Council tax rises are not the answer to social care woes

Council tax rises in 2019/20 will not bring in enough money to prevent the need for further cutbacks to the care that millions of older and disabled people rely on every day, the Local Government Association has said.

All councils are able to raise council tax by up to 2.99 per cent in 2019/20 to fund local services without the need for a referendum.

Some social care authorities remain able to levy an extra social care precept of up to 2 per cent (up to 4.99 per cent in total with the general flexibility) this year. Income from this precept must be spent on adult social care services.

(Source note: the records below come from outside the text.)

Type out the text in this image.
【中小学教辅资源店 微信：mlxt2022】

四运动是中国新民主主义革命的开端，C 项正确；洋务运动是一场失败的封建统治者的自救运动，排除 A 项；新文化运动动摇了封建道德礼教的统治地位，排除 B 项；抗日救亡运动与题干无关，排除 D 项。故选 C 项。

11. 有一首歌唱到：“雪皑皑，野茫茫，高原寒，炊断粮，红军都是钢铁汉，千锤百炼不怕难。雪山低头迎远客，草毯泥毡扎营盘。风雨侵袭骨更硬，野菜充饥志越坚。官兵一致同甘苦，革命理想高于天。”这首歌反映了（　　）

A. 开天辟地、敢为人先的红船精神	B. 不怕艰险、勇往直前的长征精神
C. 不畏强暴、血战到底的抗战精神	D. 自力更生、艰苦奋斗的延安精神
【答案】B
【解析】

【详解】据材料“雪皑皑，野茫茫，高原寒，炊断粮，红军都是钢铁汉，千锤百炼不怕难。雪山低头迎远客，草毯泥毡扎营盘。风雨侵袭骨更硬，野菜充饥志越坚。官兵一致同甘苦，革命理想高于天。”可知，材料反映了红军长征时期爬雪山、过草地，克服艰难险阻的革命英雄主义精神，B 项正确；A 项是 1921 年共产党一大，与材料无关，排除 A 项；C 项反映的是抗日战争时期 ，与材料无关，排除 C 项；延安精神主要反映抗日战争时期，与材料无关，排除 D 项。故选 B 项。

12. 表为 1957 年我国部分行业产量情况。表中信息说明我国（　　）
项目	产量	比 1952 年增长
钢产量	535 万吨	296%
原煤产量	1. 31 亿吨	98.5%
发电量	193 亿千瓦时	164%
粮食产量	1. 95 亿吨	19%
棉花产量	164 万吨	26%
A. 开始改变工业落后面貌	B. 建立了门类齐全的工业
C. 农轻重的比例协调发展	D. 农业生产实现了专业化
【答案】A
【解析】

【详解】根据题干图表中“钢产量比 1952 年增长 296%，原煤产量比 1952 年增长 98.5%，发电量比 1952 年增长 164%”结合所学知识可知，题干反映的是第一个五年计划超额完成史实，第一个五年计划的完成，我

Just as local authorities set their final budgets and council tax levels, LGA research reveals the following: 

  • 67 social care councils (44 per cent) are unable to levy any more social care precept in 2019/20 
  • 83 of England’s social care authorities are considering or have approved an adult social care precept in 2019/20 with 38 using the full 2 per cent precept available to them this year
  • The extra £197 million raised to pay for adult social care services in 2019/20 is not even equivalent to the estimated £290 million cost to councils of paying for the increase in the Government’s National Living Wage this year.

The LGA has estimated that even if all councils used their council tax flexibilities to the maximum allowed, adult social care services still face a funding gap of at least £1 billion in 2019/20, just to maintain existing standards of care. This will rise to £3.6 billion by 2025.

The LGA is calling for the Government to use its Spending Review to tackle the immediate adult social care funding gap and publish a comprehensive Green Paper on social care to find a truly long-term, sustainable funding solution to this adult social care crisis.

Cllr Richard Watts, chair of the Local Government Association’s Resources Board, said: “Raising council tax has never been the answer to fixing our chronically underfunded social care system. It has raised different amounts of money in different parts of the country, unrelated to need, and risked adding an extra financial burden on households.

“Investing in social care is the best way to keep people out of hospital and living independent, dignified lives at home and in the community.”